Des imams modérés assassinés

Comme au Mali, où ils ont su attiser les rivalités et tensions qui pouvaient exister entre ethnies, les groupes djihadistes travaillent à défaire la coexistence religieuse qui caractérise le Burkina Faso, un pays qui compte environ 60 % de musulmans, 30 % de chrétiens et 8 % d’animistes, et où les mariages intercommunautaires font partie du quotidien. Des imams considérés comme trop modérés ont également été assassinés par les islamistes armés qui prolifèrent depuis 2015.

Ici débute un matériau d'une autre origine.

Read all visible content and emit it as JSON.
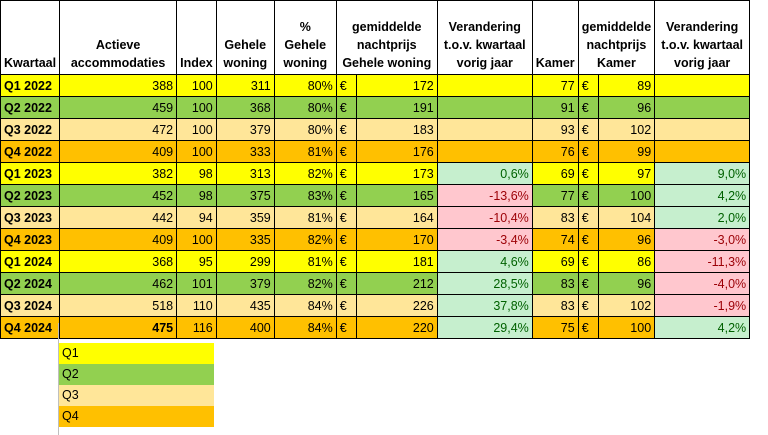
{
  "headers": {
    "kwartaal": "Kwartaal",
    "actieve": "Actieve accommodaties",
    "index": "Index",
    "gehele": "Gehele woning",
    "pct_gehele": "% Gehele woning",
    "gem_gehele": "gemiddelde nachtprijs Gehele woning",
    "ver_gehele": "Verandering t.o.v. kwartaal vorig jaar",
    "kamer": "Kamer",
    "gem_kamer": "gemiddelde nachtprijs Kamer",
    "ver_kamer": "Verandering t.o.v. kwartaal vorig jaar"
  },
  "euro_symbol": "€",
  "rows": [
    {
      "q": "q1",
      "kwartaal": "Q1 2022",
      "actieve": "388",
      "index": "100",
      "gehele": "311",
      "pct": "80%",
      "gem_gehele": "172",
      "ver_gehele": "",
      "kamer": "77",
      "gem_kamer": "89",
      "ver_kamer": ""
    },
    {
      "q": "q2",
      "kwartaal": "Q2 2022",
      "actieve": "459",
      "index": "100",
      "gehele": "368",
      "pct": "80%",
      "gem_gehele": "191",
      "ver_gehele": "",
      "kamer": "91",
      "gem_kamer": "96",
      "ver_kamer": ""
    },
    {
      "q": "q3",
      "kwartaal": "Q3 2022",
      "actieve": "472",
      "index": "100",
      "gehele": "379",
      "pct": "80%",
      "gem_gehele": "183",
      "ver_gehele": "",
      "kamer": "93",
      "gem_kamer": "102",
      "ver_kamer": ""
    },
    {
      "q": "q4",
      "kwartaal": "Q4 2022",
      "actieve": "409",
      "index": "100",
      "gehele": "333",
      "pct": "81%",
      "gem_gehele": "176",
      "ver_gehele": "",
      "kamer": "76",
      "gem_kamer": "99",
      "ver_kamer": ""
    },
    {
      "q": "q1",
      "kwartaal": "Q1 2023",
      "actieve": "382",
      "index": "98",
      "gehele": "313",
      "pct": "82%",
      "gem_gehele": "173",
      "ver_gehele": "0,6%",
      "kamer": "69",
      "gem_kamer": "97",
      "ver_kamer": "9,0%"
    },
    {
      "q": "q2",
      "kwartaal": "Q2 2023",
      "actieve": "452",
      "index": "98",
      "gehele": "375",
      "pct": "83%",
      "gem_gehele": "165",
      "ver_gehele": "-13,6%",
      "kamer": "77",
      "gem_kamer": "100",
      "ver_kamer": "4,2%"
    },
    {
      "q": "q3",
      "kwartaal": "Q3 2023",
      "actieve": "442",
      "index": "94",
      "gehele": "359",
      "pct": "81%",
      "gem_gehele": "164",
      "ver_gehele": "-10,4%",
      "kamer": "83",
      "gem_kamer": "104",
      "ver_kamer": "2,0%"
    },
    {
      "q": "q4",
      "kwartaal": "Q4 2023",
      "actieve": "409",
      "index": "100",
      "gehele": "335",
      "pct": "82%",
      "gem_gehele": "170",
      "ver_gehele": "-3,4%",
      "kamer": "74",
      "gem_kamer": "96",
      "ver_kamer": "-3,0%"
    },
    {
      "q": "q1",
      "kwartaal": "Q1 2024",
      "actieve": "368",
      "index": "95",
      "gehele": "299",
      "pct": "81%",
      "gem_gehele": "181",
      "ver_gehele": "4,6%",
      "kamer": "69",
      "gem_kamer": "86",
      "ver_kamer": "-11,3%"
    },
    {
      "q": "q2",
      "kwartaal": "Q2 2024",
      "actieve": "462",
      "index": "101",
      "gehele": "379",
      "pct": "82%",
      "gem_gehele": "212",
      "ver_gehele": "28,5%",
      "kamer": "83",
      "gem_kamer": "96",
      "ver_kamer": "-4,0%"
    },
    {
      "q": "q3",
      "kwartaal": "Q3 2024",
      "actieve": "518",
      "index": "110",
      "gehele": "435",
      "pct": "84%",
      "gem_gehele": "226",
      "ver_gehele": "37,8%",
      "kamer": "83",
      "gem_kamer": "102",
      "ver_kamer": "-1,9%"
    },
    {
      "q": "q4",
      "kwartaal": "Q4 2024",
      "actieve": "475",
      "index": "116",
      "gehele": "400",
      "pct": "84%",
      "gem_gehele": "220",
      "ver_gehele": "29,4%",
      "kamer": "75",
      "gem_kamer": "100",
      "ver_kamer": "4,2%",
      "bold_actieve": true
    }
  ],
  "legend": [
    {
      "q": "q1",
      "label": "Q1"
    },
    {
      "q": "q2",
      "label": "Q2"
    },
    {
      "q": "q3",
      "label": "Q3"
    },
    {
      "q": "q4",
      "label": "Q4"
    }
  ],
  "colors": {
    "q1": "#ffff00",
    "q2": "#92d050",
    "q3": "#ffe699",
    "q4": "#ffc000",
    "positive_bg": "#c6efce",
    "positive_text": "#006100",
    "negative_bg": "#ffc7ce",
    "negative_text": "#9c0006"
  }
}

Aux attentats lancés depuis le Mali par des cellules affiliées à Al-Qaïda sont venus s’ajouter les combattants d’Ansaroul Islam, le premier groupe djihadiste local, dirigé avant sa mort par le prédicateur Ibrahim Malam Dicko. Leurs opérations se sont concentrées dans les provinces du nord du pays, à proximité de la frontière malienne, visant en premier lieu les forces de défense et de sécurité, les représentants de l’Etat sous toutes ses formes et tous ceux considérés comme ses complices, avant de s’en prendre directement aux communautés chrétiennes et à ceux qui refusent de se plier à leur conception de la foi.

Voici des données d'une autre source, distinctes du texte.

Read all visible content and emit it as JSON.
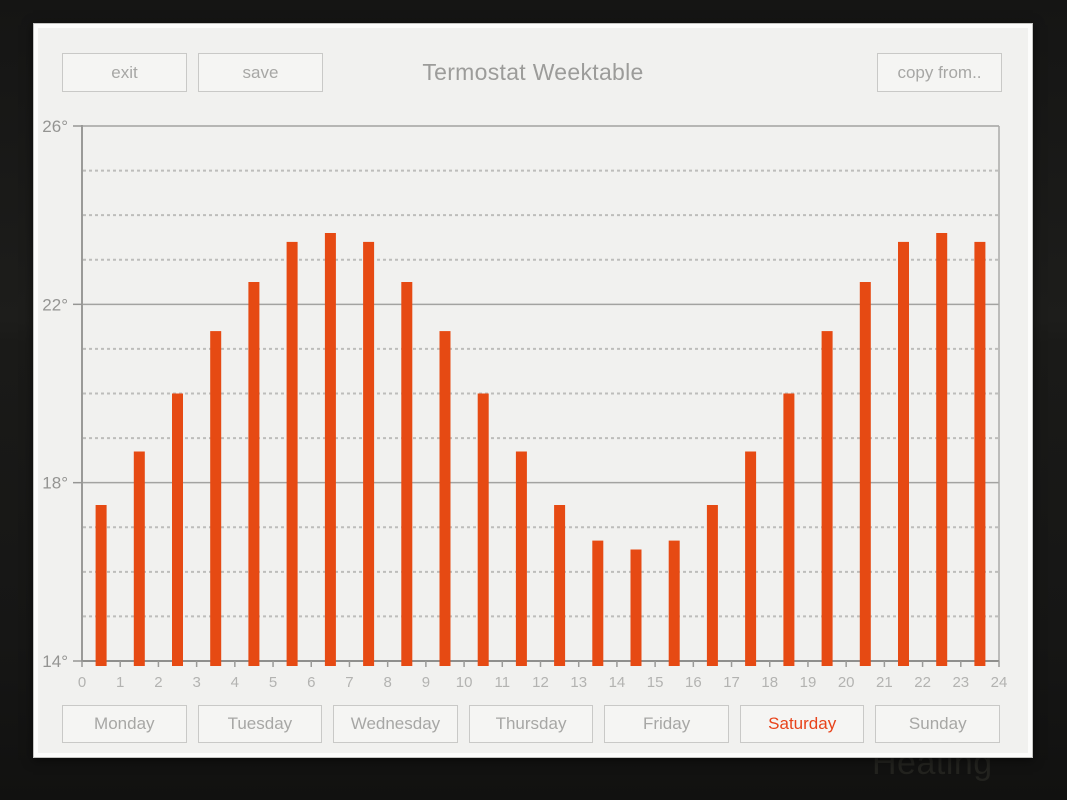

Depuis 2018, l’insécurité s’est aussi étendue aux provinces de l’est du Burkina. Des militants de l’autre grand mouvement djihadiste sahélien, l’Etat islamique au Grand Sahara (EIGS), se seraient implantés dans cette région boisée et historiquement délaissée par l’Etat, avec l’appui de dignitaires locaux. En mars, les autorités y ont lancé une opération militaire, « Otapuanu » (la foudre), et de nouveaux détachements de l’armée sont venus renforcer, en théorie, le maillage sécuritaire de la zone.

Les gens vivent « la peur au ventre »

Cependant, pour le chercheur Mahamadou Savadogo, spécialiste de la radicalisation au Sahel, « des indicateurs montrent que les djihadistes reprennent la main dans cette région : depuis septembre, nous avons noté une multiplication des attaques dans l’est, avec une moyenne d’une vingtaine d’incidents terroristes par mois ». Le plus meurtrier a eu lieu le 6 novembre, avec l’attaque de cinq bus de la compagnie canadienne Semafo, qui exploite la mine d’or de Boungou. En dépit de la protection du convoi par l’armée, l’attaque a provoqué la mort de 39 employés.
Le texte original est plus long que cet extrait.